Existiam também aqueles que por concordarem com o mundo que ai está, reafirmavam suas condições objetivas através de seus atos! Renata gostava de buscar como esconderijo lugares perigosos, ela sempre dizia que não fazia isto para dificultar encontrá-la, apenas pelo prazer do perigo! Se havia na casa, algum local perigoso ela já conhecia todos... , Bin sempre muito calmo e sublime, buscava a paz em seus esconderijos. Lá estava ele, em cima da árvore contemplando... Lá estava ele numa caverna para fugir deste mundo ou próximo ao silêncio da varanda...Esse até agora nunca encontraram. Era necessário além de falar que foi encontrado, tocá-lo, às vezes acordá-lo de seu mundo distante! Amy tinha por seu esconderijo ela mesma, gostava de se maquiar, pintar-se, usar perucas, trocar as roupas com as de minha tia, se fazer de estátua, como um quadro a se confundir com a paisagem. Era a mais difícil de achar, pois ela não estava buscando se esconder, em sua naturalidade transformava-se em sonhos e desejos. Sempre quebrando as impossibilidades. É com ela, que os outros descobriam novos lugares, novas formas e até mesmo determinada coisa ou assunto, vistos sob vários ângulos.

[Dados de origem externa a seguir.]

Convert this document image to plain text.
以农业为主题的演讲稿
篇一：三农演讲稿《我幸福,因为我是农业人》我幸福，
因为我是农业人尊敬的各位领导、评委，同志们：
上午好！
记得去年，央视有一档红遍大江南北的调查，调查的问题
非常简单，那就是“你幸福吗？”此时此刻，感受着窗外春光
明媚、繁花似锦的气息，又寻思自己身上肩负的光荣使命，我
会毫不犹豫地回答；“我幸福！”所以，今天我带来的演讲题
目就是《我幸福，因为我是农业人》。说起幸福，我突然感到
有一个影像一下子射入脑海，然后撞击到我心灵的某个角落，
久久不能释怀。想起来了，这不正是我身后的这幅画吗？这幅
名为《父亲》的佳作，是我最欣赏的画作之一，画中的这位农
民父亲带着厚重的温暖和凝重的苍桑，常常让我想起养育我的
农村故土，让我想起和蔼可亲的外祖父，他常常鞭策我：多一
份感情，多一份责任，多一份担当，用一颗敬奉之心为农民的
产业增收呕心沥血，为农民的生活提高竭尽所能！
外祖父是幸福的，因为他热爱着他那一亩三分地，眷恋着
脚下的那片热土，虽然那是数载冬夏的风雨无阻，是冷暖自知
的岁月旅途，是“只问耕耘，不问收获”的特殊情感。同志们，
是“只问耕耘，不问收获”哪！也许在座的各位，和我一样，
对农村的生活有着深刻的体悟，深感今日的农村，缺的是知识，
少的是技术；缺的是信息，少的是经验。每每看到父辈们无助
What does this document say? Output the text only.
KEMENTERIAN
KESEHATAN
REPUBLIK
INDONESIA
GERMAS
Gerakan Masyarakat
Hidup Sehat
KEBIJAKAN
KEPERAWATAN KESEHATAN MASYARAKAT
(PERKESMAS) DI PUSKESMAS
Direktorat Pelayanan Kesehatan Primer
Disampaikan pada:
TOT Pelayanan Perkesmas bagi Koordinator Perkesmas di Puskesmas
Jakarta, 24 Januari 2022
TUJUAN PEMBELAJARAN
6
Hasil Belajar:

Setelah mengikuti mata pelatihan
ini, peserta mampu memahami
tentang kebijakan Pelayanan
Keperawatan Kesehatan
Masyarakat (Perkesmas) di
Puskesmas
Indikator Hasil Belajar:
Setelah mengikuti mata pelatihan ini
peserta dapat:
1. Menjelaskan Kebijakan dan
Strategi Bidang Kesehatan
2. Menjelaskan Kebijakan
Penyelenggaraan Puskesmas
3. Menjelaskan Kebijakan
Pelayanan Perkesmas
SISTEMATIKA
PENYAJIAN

Como disse no início o objetivo da brincadeira, como também de nossa infância, era construir momentos que tocassem o bastão da vida e pudéssemos gritar: Perfeição! Muitos estão agora se interrogando: o que são esses momentos de perfeição? Essa palavra tem muitos sentidos talvez um deles seja sonhos que se realizam.